The struggle for existence will probably once more be waged fiercely, as in ancient Greece and Rome, and as a final result of a long and bitter struggle a united Western Europe may once more be realized. The fierce struggle of classes and of individuals will, in all probability, continue its natural course until it results once more, as in ancient India, in welding society into a system of castes – a ruling caste, a soldier caste, an a laboring caste, each with its various gradations. It is likely that industrialism and militarism will always continue to co-exist; in future, however, there will be a regulated system of manufactures, trade, and commerce according to the national requirements – not the anarchical huckster system that is carried on at present.

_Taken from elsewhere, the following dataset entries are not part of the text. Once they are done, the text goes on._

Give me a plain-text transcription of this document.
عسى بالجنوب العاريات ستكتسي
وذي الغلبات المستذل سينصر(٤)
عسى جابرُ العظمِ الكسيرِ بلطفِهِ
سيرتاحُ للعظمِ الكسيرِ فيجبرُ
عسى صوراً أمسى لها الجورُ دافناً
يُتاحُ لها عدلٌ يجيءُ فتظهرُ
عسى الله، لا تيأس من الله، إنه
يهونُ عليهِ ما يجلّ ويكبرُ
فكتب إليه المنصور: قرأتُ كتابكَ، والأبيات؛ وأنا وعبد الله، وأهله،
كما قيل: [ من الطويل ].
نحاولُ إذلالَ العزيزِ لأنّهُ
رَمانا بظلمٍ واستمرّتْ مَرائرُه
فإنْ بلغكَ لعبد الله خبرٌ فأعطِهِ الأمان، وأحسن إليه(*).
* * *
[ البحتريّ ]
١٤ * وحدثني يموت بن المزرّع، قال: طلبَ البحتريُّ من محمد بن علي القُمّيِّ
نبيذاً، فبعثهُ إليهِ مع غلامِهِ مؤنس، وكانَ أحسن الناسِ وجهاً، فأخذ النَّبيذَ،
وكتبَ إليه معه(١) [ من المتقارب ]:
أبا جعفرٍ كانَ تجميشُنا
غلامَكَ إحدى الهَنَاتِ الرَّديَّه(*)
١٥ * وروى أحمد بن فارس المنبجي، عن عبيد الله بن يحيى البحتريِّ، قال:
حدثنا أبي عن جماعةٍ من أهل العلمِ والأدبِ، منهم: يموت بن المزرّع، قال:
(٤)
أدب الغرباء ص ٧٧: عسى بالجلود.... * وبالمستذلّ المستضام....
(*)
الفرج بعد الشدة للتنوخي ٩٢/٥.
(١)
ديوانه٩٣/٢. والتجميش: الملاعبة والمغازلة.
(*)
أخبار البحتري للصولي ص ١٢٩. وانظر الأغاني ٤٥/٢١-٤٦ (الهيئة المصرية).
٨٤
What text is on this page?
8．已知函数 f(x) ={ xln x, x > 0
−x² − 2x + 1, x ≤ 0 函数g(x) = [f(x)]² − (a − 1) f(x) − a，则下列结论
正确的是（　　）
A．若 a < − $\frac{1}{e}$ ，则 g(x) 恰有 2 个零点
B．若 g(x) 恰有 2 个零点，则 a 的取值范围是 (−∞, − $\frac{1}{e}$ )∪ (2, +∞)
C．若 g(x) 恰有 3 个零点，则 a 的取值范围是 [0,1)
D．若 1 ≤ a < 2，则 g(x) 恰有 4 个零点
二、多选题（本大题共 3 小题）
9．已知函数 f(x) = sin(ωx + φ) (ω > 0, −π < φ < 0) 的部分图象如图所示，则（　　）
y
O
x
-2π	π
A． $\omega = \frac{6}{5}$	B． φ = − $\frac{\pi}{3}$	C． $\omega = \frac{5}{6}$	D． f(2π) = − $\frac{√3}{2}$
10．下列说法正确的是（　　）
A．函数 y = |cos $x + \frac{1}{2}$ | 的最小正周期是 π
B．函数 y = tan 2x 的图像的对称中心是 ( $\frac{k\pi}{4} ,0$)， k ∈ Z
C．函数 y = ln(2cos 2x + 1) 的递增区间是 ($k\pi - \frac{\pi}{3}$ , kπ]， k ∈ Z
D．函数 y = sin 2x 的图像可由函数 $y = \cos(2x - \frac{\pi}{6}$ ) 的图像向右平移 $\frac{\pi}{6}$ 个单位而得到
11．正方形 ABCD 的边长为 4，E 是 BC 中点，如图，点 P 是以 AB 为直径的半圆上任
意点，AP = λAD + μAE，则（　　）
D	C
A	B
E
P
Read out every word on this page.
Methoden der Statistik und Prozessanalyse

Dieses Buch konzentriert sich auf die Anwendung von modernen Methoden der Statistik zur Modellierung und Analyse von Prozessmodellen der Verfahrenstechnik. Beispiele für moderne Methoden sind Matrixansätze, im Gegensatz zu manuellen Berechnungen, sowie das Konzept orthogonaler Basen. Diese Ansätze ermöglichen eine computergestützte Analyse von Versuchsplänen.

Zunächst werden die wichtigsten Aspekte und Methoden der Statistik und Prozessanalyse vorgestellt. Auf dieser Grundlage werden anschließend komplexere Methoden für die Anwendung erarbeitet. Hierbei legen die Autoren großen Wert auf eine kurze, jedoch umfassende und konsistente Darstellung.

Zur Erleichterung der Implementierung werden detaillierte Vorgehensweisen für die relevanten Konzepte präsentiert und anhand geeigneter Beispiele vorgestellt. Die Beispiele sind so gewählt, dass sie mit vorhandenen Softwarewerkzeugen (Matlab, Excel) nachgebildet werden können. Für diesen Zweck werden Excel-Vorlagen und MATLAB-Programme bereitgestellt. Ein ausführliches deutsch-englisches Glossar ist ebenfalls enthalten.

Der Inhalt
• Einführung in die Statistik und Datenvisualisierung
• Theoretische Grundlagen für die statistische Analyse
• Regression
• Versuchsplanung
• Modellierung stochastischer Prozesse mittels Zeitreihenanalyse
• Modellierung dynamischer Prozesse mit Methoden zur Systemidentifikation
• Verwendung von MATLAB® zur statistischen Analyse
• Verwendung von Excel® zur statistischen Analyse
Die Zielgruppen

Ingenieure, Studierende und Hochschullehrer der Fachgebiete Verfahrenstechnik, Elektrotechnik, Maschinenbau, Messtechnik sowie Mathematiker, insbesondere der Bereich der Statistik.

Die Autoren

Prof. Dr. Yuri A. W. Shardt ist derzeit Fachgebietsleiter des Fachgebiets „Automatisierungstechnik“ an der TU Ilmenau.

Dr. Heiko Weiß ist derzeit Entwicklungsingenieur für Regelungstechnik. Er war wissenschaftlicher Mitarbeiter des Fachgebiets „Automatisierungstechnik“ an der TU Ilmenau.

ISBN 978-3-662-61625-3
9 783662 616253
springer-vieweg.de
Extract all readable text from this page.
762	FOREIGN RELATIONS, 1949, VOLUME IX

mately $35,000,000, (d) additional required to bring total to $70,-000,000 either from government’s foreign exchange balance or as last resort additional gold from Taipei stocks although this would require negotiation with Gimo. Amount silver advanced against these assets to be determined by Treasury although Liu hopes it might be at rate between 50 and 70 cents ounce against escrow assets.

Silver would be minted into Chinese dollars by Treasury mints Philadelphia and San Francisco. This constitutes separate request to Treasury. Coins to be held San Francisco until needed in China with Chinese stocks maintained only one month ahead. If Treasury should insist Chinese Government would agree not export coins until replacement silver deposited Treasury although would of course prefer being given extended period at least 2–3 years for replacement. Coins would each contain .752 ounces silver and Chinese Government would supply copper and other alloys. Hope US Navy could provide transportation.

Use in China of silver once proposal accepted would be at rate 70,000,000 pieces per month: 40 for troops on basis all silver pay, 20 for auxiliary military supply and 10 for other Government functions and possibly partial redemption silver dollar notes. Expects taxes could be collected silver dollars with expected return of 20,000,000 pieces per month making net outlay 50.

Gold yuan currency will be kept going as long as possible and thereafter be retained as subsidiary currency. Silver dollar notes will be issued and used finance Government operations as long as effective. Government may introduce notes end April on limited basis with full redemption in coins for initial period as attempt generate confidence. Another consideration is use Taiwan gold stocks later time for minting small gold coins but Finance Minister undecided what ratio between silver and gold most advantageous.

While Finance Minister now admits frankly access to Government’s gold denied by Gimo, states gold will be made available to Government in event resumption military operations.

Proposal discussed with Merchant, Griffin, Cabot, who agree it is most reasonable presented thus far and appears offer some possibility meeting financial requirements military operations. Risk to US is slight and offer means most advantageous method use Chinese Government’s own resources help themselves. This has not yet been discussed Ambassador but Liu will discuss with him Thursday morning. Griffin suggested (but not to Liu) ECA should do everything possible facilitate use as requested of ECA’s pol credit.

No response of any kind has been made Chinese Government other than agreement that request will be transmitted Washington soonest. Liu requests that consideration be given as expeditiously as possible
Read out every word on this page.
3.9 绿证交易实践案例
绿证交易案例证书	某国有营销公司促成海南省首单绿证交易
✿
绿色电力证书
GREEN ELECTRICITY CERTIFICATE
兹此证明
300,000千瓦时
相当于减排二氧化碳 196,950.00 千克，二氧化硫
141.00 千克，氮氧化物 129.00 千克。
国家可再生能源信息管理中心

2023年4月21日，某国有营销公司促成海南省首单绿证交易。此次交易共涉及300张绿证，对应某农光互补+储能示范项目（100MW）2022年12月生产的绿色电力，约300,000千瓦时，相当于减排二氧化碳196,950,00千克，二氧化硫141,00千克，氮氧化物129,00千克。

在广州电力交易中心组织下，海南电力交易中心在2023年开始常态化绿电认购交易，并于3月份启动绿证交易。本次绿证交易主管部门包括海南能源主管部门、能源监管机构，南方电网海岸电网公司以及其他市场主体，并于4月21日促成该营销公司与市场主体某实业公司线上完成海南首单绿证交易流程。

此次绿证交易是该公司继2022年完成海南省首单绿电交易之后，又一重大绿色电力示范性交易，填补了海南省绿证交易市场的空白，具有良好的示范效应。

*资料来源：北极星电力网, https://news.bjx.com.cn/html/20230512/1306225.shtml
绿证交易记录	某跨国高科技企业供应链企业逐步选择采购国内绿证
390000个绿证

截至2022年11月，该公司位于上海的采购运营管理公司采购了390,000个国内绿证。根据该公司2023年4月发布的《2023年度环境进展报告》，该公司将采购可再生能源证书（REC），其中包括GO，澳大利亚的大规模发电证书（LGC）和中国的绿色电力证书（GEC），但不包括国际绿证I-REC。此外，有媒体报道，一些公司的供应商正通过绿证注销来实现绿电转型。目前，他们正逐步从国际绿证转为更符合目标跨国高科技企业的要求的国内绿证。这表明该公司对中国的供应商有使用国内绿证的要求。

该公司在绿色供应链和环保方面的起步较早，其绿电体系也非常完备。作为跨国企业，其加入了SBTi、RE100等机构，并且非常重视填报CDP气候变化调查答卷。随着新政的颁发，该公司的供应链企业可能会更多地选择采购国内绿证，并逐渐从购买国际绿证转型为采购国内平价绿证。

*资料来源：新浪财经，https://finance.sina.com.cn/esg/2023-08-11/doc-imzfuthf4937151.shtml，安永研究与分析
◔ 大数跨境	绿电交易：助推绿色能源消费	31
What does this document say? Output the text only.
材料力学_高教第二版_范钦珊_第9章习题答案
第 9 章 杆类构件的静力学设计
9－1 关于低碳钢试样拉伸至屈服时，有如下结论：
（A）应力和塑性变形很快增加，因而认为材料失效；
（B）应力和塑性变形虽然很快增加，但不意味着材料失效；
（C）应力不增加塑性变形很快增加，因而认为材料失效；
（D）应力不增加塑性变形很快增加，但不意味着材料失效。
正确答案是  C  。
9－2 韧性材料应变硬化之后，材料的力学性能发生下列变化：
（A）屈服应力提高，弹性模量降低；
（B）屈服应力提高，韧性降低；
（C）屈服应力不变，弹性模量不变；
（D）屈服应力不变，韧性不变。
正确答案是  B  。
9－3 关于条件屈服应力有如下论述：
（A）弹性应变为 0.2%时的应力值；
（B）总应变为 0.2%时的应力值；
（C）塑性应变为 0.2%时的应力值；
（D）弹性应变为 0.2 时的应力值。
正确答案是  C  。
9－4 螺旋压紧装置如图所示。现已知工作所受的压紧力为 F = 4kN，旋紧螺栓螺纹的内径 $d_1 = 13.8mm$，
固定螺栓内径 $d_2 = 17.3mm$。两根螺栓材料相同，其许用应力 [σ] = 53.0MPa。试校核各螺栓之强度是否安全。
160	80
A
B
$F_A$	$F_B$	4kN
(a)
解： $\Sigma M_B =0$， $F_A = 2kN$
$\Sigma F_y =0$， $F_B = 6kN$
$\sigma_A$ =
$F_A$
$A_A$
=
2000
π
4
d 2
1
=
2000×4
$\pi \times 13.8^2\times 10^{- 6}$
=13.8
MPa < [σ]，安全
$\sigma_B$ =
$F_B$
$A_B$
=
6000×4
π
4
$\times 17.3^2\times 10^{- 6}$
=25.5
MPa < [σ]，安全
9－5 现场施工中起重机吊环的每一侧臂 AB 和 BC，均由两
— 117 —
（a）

The whole philosophy of the subject is set forth at great length in Nietzsche’s works, which, instead of taking a pessimistic view of the world like Schopenhauerism, are joyfully optimistic. As Nietzsche has succeeded best in explaining the past, he may also be taken as the best guide with regard to the future; and notwithstanding that Professor Andrew Seth has misrepresented and even vilified the new philosophy in “Blackwood” and the “Contemporary,” Nietzsche has an ever-increasing number of enthusiastic disciples and able defenders. We may mention among the number Mr. Havelock Ellis and the late Professor Wallace of Oxford. Perhaps the best book on the subject is La Philosopie de Nietzsche, by Professor Lichtenberger.